From Kansas City International Airport: Travel east/south on I-435 approximately thirty-two miles to the Winner Road exit. Winner Road becomes U.S. Highway 24. Travel east three miles to the library, which is on the north side of U.S. Highway 24.

From the north: Take I-35 to I-435 South to Winner Road/U.S. Highway 24 East. The library is on the north side of U.S. Highway 24.

From the east: Take I-70 to Noland Road north (about 5 miles) to U.S. Highway 24 West (about one mile). Look for the Harry S. Truman Library sign at the intersection of Noland Road and U.S. Highway 24.

From the south: Take I-35 to I-435 North to Winner Road/U.S. Highway 24 East. The library is on the north side of U.S. Highway 24.

From the west: Take I-70 to I-435 North, to Winner Road/U.S. Highway 24 East. The library is on the north side of U.S. Highway 24.

To reach the gravesite from the Library and Museum’s east entrance, go to the courtyard. President Truman’s grave is located in the center.

For additional information

Harry S. Truman Library

500 West U.S. Highway 24

Independence, MO 64050-1798

Phone: (800) 833-1225/(816) 268-8200

Fax: (816) 268-8295

www.trumanlibrary.org

“…funerals invite reconciliation.”

—Richard Norton Smith

A man defines himself in many ways, not least of all through his loyalties. In January 1945, less than a week after being sworn in as Franklin Roosevelt’s vice president, Harry Truman learned of the death of Tom Pendergast, the Kansas City politico who had sponsored Truman’s early career and who had later gone to prison on charges of income tax evasion. Courageously, Truman decided to attend “the Big Boss’s” funeral. It was a lifelong habit. In his magisterial Truman, David McCullough quotes an Independence minister who was taken aback one bleak winter day to find himself presiding over a committal service at which the sole mourner was the thirty-third President of the United States. Having said the benediction, the pastor turned to Truman.

“Mr. President, why are you here?” he asked. “It’s cold and bitter. Did you know this gentleman?”

“Pastor,” replied Truman, “I never forget a friend.”

Truman’s home at 219 North Delaware Street, a few blocks from his library

Old men spend an inordinate amount of time burying each other.
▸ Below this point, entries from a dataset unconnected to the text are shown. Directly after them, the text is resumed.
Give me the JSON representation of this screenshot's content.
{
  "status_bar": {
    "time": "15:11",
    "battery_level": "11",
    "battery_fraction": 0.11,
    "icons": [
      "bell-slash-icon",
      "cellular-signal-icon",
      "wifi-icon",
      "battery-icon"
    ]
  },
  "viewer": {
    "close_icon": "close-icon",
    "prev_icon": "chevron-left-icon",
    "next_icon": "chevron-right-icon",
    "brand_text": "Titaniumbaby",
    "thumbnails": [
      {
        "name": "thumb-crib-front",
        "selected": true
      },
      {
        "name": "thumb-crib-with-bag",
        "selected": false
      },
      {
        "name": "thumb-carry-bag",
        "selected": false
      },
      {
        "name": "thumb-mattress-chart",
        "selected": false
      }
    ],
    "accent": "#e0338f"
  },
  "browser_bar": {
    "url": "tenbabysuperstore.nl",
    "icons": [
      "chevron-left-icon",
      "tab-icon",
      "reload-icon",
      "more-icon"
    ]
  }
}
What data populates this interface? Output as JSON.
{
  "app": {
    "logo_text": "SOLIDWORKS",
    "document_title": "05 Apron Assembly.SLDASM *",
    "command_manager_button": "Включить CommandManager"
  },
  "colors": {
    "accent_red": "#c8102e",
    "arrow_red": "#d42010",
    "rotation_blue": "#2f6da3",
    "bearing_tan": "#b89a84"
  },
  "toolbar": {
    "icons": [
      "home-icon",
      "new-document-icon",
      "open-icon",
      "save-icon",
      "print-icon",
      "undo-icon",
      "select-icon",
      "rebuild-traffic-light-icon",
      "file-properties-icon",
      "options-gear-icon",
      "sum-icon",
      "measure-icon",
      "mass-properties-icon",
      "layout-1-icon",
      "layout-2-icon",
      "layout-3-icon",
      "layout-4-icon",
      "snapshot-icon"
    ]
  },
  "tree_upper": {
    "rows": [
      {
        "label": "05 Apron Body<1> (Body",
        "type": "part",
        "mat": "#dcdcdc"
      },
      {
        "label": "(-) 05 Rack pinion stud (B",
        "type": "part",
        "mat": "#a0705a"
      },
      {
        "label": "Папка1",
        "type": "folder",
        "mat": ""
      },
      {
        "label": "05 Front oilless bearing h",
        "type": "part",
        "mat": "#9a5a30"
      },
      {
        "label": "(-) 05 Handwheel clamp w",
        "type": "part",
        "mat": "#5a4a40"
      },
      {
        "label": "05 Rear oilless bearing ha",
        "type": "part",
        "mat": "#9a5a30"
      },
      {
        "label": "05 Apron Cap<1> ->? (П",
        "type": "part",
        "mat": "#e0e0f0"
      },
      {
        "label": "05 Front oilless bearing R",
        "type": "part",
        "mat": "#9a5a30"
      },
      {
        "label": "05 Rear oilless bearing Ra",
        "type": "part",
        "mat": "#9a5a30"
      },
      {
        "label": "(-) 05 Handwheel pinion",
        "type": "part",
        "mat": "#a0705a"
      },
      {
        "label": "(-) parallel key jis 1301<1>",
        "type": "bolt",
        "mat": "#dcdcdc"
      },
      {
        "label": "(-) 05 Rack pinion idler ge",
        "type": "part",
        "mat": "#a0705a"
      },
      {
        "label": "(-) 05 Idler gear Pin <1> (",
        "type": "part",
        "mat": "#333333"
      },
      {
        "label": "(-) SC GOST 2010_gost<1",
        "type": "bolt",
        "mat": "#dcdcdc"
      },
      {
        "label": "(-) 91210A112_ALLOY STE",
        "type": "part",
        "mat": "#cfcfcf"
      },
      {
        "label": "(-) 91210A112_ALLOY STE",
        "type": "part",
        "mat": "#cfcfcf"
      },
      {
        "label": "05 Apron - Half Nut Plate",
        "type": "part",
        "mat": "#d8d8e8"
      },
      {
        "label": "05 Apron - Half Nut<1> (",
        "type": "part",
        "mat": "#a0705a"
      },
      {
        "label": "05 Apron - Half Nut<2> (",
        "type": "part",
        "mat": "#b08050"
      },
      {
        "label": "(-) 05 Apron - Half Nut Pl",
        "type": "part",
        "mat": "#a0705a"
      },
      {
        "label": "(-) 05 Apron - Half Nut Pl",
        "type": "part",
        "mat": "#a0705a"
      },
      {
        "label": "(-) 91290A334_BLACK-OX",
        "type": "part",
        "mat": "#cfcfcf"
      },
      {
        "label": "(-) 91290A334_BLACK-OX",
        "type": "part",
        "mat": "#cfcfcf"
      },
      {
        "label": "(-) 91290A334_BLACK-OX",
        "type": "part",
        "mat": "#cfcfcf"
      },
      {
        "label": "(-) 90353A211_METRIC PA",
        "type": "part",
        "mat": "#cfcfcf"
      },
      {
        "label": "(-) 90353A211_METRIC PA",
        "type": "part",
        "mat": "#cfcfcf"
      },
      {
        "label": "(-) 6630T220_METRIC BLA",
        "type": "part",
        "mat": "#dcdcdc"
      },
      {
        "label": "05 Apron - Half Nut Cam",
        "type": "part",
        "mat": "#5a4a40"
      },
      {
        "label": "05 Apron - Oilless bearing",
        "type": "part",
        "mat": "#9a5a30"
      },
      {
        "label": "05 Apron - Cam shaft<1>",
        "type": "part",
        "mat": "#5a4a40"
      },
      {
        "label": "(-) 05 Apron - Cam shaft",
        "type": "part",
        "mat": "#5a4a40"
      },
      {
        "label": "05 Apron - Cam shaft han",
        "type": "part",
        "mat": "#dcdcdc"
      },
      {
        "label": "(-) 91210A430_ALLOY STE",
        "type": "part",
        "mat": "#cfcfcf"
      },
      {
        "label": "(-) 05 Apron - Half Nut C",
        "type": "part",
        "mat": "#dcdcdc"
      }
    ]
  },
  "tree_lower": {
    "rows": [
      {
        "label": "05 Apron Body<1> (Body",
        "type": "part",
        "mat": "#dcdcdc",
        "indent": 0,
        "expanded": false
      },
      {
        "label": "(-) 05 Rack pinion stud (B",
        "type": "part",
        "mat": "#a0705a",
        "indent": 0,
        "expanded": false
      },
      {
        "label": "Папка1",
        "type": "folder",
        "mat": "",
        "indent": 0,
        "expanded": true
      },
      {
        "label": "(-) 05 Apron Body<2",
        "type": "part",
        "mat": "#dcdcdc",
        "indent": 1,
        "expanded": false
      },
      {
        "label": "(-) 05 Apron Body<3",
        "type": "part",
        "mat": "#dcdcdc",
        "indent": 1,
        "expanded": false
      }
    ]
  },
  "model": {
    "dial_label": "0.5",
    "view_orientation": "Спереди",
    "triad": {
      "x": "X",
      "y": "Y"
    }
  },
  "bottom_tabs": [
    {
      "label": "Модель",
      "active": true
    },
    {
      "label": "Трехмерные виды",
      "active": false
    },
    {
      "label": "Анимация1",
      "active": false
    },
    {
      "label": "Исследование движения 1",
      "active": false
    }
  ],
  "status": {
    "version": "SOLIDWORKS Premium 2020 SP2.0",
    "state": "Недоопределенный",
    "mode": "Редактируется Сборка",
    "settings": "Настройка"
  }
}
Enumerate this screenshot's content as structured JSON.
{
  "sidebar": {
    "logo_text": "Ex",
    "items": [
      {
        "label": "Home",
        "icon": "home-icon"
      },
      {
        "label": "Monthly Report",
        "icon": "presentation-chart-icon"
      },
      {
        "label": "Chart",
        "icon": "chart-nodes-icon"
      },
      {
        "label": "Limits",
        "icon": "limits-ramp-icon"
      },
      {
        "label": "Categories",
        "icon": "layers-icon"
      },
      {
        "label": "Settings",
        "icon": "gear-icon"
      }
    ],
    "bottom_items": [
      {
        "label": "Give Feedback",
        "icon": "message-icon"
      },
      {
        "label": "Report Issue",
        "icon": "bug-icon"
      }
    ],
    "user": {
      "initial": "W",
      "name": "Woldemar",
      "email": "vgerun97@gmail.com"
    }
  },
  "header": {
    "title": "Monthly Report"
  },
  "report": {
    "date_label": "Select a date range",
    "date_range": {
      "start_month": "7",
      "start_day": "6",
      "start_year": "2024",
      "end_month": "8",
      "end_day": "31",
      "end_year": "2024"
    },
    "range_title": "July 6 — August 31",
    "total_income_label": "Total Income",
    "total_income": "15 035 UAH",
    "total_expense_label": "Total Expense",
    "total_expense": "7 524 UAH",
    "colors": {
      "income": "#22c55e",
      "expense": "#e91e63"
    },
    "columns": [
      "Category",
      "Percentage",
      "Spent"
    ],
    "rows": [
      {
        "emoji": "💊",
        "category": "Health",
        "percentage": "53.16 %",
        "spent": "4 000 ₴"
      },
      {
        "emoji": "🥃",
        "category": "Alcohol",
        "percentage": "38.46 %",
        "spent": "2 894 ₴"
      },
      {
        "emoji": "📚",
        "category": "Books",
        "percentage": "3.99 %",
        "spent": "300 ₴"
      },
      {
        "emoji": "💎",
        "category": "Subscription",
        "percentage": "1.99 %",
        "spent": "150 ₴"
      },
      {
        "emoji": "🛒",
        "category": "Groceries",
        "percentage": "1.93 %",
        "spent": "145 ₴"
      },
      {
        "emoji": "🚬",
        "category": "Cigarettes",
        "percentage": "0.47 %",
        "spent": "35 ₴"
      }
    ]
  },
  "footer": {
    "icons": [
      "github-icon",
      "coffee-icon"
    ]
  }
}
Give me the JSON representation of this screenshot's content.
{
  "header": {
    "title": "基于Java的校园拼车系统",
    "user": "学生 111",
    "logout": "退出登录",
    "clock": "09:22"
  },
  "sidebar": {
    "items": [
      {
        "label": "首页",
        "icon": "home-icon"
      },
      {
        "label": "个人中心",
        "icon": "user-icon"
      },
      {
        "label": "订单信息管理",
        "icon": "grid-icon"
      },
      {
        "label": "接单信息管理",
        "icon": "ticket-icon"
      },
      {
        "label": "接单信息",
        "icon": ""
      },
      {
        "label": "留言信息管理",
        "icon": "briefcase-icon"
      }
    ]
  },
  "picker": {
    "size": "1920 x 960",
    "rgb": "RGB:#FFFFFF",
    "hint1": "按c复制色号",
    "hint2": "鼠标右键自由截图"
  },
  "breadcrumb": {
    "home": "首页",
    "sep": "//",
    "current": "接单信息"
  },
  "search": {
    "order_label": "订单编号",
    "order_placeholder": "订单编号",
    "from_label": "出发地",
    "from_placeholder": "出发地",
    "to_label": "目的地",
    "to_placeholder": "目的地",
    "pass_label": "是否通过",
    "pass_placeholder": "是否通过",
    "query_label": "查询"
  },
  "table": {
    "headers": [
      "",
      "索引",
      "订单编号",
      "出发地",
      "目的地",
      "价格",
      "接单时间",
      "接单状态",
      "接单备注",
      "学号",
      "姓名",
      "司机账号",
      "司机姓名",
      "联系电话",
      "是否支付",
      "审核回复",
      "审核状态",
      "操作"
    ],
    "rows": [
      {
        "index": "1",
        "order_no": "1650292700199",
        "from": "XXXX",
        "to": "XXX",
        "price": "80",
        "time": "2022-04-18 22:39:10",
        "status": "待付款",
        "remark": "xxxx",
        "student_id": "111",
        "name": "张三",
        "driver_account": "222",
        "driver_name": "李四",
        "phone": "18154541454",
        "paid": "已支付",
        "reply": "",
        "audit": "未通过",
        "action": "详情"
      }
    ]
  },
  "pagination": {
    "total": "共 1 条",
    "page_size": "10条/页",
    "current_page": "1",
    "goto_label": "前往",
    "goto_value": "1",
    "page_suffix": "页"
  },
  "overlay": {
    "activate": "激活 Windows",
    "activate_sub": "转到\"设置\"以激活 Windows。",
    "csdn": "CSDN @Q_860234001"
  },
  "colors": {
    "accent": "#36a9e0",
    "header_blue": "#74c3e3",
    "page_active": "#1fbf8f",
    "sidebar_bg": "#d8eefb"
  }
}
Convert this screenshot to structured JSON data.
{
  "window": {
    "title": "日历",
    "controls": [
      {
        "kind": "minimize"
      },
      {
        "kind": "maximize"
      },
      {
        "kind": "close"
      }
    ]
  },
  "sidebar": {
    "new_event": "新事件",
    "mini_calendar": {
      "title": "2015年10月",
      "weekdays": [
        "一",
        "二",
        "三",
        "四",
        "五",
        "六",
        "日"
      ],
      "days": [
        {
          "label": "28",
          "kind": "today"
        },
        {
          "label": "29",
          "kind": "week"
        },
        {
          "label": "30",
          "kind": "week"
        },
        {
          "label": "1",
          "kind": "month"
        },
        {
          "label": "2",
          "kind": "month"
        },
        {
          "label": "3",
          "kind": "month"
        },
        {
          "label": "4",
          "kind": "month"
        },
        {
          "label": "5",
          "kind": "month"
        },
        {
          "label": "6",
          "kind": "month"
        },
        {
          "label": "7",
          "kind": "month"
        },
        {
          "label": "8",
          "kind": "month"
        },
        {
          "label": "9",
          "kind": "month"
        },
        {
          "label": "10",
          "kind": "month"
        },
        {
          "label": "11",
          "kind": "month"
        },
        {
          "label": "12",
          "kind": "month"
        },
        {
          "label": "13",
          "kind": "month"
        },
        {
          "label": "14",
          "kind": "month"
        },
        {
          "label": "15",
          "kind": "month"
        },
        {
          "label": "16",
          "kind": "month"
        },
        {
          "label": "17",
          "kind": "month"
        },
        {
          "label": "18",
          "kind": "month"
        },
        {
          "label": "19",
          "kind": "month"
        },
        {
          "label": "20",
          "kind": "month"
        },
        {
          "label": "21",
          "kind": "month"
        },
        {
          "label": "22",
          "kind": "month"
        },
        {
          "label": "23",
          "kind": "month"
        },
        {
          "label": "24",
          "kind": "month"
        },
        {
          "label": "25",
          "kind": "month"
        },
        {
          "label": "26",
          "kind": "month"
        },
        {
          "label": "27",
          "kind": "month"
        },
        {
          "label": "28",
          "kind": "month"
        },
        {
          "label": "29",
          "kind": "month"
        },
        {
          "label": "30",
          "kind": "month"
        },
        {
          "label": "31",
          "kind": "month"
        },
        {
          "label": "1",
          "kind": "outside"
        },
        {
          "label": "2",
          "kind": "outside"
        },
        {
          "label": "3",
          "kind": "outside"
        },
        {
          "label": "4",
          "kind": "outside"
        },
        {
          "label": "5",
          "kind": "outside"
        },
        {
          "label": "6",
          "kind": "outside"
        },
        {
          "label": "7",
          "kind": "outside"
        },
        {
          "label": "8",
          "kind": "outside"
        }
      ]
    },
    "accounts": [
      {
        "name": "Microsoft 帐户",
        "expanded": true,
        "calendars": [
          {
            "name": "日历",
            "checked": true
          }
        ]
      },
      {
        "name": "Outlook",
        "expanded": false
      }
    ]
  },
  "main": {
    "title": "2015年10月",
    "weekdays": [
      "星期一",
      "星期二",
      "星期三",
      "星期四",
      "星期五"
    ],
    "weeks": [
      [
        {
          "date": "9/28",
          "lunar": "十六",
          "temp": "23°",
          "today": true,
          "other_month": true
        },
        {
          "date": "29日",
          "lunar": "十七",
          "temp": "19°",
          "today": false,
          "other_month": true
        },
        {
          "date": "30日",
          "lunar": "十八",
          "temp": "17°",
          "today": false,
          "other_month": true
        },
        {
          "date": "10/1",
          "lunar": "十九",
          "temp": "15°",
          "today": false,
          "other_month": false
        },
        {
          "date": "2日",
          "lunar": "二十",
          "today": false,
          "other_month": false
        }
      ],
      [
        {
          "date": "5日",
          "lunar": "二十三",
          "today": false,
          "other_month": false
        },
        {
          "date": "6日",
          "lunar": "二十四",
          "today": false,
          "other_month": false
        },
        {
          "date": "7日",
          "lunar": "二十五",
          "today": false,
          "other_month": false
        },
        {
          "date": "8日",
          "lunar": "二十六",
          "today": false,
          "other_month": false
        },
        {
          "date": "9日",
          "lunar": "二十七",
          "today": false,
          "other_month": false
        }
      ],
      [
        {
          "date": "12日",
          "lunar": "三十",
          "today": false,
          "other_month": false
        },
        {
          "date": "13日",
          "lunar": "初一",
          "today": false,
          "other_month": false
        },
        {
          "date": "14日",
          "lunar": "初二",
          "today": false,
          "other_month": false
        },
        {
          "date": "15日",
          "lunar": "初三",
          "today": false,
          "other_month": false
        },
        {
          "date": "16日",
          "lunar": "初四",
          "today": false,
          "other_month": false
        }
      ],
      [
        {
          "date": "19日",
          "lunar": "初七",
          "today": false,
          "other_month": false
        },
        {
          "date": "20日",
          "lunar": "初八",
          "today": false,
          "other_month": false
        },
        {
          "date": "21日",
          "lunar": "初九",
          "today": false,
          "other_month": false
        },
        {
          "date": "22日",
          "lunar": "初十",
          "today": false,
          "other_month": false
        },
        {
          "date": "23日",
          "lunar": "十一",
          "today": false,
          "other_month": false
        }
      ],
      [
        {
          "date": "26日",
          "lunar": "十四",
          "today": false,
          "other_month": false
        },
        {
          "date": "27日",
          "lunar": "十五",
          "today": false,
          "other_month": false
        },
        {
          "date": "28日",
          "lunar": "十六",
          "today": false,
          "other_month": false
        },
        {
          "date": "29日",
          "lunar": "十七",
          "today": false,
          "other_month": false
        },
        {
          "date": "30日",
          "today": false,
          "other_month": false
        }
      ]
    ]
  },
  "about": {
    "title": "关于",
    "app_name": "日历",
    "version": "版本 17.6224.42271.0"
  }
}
At the same time, funerals invite reconciliation. For example, it took the burial of John F. Kennedy to bring Truman together with his successor, Dwight Eisenhower, after a period of estrangement that dated back to the 1952 campaign. Truman never forgave Eisenhower for failing to come to the defense of General George Marshall when the former secretary of state was attacked by Joe McCarthy. For his part, Eisenhower resented Truman’s strident attacks in the closing days of the campaign (in later years, he acidly dismissed New York’s patrician governor, Averell Harriman, as “a Park Avenue Truman”).

Yet when Marshall died in the fall of 1959, the two men sat side by side in the Fort Myer chapel where Marshall was memorialized. Two years later they attended the funeral of Speaker Sam Rayburn. Joined by President Kennedy and Vice President Lyndon Johnson, they were on hand in the rose garden at Hyde Park as Eleanor Roosevelt was laid to rest in November 1962. But it was the Kennedy funeral, during which they rode together to and from the services at Arlington, that drained the poison from their relationship.